At the heart of everything we do is a simple belief: real, lasting change comes from building better habits, not relying on quick fixes. We're here to support that change every step of the way.
With over a decade of experience, thousands of lives changed, and a long-standing record of delivering programmes used by the NHS, we believe we're the UK's most trusted weight-loss programme.
We hope to offer you something invaluable: peace of mind, and the support you need to take that first step.
References
- Jastreboff, A.M. et al. (2022). Tirzepatide once weekly for the treatment of obesity (SURMOUNT-1). New England Journal of Medicine, 387(3), 205-216.
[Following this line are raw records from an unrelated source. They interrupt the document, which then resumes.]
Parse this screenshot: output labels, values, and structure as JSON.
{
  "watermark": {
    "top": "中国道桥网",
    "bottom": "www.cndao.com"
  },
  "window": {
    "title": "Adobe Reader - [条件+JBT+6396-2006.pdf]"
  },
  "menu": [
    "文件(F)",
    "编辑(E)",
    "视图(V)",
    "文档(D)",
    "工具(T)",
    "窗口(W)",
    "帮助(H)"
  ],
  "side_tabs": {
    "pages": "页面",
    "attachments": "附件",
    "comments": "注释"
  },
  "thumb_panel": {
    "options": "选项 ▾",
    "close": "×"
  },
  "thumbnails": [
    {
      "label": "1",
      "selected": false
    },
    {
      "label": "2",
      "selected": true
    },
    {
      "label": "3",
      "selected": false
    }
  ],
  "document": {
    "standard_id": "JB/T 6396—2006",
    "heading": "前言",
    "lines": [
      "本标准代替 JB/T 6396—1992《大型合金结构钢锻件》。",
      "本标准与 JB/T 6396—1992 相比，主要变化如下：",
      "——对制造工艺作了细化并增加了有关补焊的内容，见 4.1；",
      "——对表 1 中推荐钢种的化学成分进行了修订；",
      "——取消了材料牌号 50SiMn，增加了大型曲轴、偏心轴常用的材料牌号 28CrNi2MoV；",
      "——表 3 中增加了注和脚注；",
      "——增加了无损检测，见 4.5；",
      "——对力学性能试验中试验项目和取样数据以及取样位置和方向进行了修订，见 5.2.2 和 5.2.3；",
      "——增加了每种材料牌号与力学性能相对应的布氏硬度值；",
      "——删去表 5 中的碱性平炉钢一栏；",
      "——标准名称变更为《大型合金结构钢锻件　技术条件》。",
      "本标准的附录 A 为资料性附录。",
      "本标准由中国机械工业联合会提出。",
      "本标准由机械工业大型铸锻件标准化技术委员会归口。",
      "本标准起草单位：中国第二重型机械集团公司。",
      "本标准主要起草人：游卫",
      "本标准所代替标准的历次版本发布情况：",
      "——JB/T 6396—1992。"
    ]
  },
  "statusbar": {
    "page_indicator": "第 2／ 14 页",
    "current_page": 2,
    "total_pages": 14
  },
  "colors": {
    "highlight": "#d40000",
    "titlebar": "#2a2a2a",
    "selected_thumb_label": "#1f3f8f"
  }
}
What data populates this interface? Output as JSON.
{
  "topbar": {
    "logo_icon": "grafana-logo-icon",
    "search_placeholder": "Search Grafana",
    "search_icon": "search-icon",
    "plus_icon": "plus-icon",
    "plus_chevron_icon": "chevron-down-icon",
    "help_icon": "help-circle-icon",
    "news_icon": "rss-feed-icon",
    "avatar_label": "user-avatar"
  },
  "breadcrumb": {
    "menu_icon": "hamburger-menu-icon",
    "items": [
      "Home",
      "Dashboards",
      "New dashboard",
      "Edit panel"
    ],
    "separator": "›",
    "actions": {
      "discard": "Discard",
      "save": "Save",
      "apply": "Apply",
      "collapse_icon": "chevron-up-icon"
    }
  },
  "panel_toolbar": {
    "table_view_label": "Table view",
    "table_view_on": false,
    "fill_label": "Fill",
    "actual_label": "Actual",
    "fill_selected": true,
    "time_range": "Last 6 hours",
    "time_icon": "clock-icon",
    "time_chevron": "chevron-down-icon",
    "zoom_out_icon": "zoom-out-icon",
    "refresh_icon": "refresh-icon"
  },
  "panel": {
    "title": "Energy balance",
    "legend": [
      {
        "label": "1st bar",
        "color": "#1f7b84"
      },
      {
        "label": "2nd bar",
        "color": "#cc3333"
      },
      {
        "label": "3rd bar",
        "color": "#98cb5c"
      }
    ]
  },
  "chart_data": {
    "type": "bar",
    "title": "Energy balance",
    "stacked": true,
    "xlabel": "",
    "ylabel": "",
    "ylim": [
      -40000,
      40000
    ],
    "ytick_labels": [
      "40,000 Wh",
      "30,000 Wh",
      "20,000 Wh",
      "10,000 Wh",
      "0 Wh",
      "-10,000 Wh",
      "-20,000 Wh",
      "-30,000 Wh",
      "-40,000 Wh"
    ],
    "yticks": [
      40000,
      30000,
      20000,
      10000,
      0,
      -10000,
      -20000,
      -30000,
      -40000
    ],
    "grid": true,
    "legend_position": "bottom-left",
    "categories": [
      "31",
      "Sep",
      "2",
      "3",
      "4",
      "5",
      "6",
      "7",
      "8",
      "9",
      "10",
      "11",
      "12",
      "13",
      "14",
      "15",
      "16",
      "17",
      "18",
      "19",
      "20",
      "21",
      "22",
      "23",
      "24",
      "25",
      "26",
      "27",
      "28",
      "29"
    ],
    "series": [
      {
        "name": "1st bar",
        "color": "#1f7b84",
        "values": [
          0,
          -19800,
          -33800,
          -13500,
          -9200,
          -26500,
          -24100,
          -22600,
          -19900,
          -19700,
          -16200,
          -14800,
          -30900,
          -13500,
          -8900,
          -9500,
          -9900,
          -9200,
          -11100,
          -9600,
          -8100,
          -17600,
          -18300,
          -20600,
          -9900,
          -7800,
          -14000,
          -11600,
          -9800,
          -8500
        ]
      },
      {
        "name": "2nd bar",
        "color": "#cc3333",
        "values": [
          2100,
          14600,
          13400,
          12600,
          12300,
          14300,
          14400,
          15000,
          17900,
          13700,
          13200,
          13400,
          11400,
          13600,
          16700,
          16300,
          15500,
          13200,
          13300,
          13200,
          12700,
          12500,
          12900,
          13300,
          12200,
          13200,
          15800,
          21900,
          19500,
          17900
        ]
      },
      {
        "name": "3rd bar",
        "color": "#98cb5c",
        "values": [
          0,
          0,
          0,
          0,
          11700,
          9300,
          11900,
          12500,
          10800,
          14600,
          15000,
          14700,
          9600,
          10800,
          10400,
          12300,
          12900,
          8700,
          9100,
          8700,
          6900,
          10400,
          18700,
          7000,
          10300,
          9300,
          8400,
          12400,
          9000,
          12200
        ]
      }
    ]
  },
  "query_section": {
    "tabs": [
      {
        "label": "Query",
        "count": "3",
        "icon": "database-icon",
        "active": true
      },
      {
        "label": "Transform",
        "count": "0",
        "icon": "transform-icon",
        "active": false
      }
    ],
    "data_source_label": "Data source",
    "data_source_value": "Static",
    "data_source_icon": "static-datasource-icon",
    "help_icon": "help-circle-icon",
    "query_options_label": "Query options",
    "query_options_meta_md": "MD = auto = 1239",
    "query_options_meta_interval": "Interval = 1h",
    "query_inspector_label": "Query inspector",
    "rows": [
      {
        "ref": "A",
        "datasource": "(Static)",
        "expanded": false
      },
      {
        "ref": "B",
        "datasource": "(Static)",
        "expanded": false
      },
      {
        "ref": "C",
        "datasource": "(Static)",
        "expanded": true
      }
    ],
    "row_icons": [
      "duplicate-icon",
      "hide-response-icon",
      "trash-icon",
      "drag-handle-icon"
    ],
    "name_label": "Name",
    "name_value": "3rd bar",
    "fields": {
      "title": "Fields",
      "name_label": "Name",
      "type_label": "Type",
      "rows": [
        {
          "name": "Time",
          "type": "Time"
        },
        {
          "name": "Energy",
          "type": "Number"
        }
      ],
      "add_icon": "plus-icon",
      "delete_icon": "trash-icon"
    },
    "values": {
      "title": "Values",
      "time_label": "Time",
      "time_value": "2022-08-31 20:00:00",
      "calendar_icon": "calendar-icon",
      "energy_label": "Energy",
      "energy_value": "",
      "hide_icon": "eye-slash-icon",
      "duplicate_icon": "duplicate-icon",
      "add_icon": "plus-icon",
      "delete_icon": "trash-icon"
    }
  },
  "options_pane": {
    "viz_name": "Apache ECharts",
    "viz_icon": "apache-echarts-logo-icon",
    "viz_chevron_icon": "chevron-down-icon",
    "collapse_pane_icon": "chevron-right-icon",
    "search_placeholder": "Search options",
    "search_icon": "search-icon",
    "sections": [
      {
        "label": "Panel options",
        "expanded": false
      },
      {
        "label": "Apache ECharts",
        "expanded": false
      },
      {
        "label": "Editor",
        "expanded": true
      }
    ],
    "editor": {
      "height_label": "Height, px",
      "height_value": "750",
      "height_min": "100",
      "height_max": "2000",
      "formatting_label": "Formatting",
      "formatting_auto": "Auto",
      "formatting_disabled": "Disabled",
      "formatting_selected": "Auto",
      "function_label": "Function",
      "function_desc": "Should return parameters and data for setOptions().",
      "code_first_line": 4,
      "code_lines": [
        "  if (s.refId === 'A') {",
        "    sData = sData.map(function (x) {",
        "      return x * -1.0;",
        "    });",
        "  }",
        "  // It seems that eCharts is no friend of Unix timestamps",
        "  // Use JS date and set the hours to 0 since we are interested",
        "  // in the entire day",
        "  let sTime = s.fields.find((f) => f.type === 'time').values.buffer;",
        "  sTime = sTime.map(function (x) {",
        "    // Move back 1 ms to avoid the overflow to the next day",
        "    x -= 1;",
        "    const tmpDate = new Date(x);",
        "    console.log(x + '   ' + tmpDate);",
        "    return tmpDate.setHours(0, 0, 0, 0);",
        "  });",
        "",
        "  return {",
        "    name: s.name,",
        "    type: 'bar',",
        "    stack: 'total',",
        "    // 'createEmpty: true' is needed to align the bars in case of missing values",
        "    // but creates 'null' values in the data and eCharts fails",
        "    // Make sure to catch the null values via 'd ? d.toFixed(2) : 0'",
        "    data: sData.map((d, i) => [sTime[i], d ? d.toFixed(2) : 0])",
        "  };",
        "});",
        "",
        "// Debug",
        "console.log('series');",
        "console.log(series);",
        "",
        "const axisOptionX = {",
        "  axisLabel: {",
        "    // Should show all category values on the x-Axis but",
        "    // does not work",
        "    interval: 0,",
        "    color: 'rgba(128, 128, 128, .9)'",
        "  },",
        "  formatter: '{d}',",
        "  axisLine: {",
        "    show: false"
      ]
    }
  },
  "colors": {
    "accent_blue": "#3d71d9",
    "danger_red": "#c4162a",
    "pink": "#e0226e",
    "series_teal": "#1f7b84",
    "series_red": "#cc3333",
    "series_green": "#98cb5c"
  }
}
- Eli Lilly and Company. (2025, December 11). Lilly’s triple agonist, retatrutide, delivered weight loss of up to an average of 71.2 lbs along with substantial relief from osteoarthritis pain in first successful Phase 3 trial (TRIUMPH-4 press release).
- Jastreboff, A.M. et al. (2023). Triple-hormone-receptor agonist retatrutide for obesity: a Phase 2 trial. New England Journal of Medicine, 389(6), 514-526.
- Aronne, L.J. et al. (2024). Continued treatment with tirzepatide for maintenance of weight reduction in adults with obesity: the SURMOUNT-4 randomized clinical trial. JAMA, 331(1), 38-48.
- National Institute for Health and Care Excellence. (2024, December 23). Tirzepatide for managing overweight and obesity (TA1026).
- Aronne, L.J. et al. (2025). Tirzepatide as compared with semaglutide for the treatment of obesity (SURMOUNT-5). New England Journal of Medicine.
- Richards, R., Whitman, M., Wren, G., Campion, P. (2025). A Remotely Delivered GLP-1RA-Supported Specialist Weight Management Program in Adults Living With Obesity: Retrospective Service Evaluation. JMIR Formative Research, 9(1), e72577.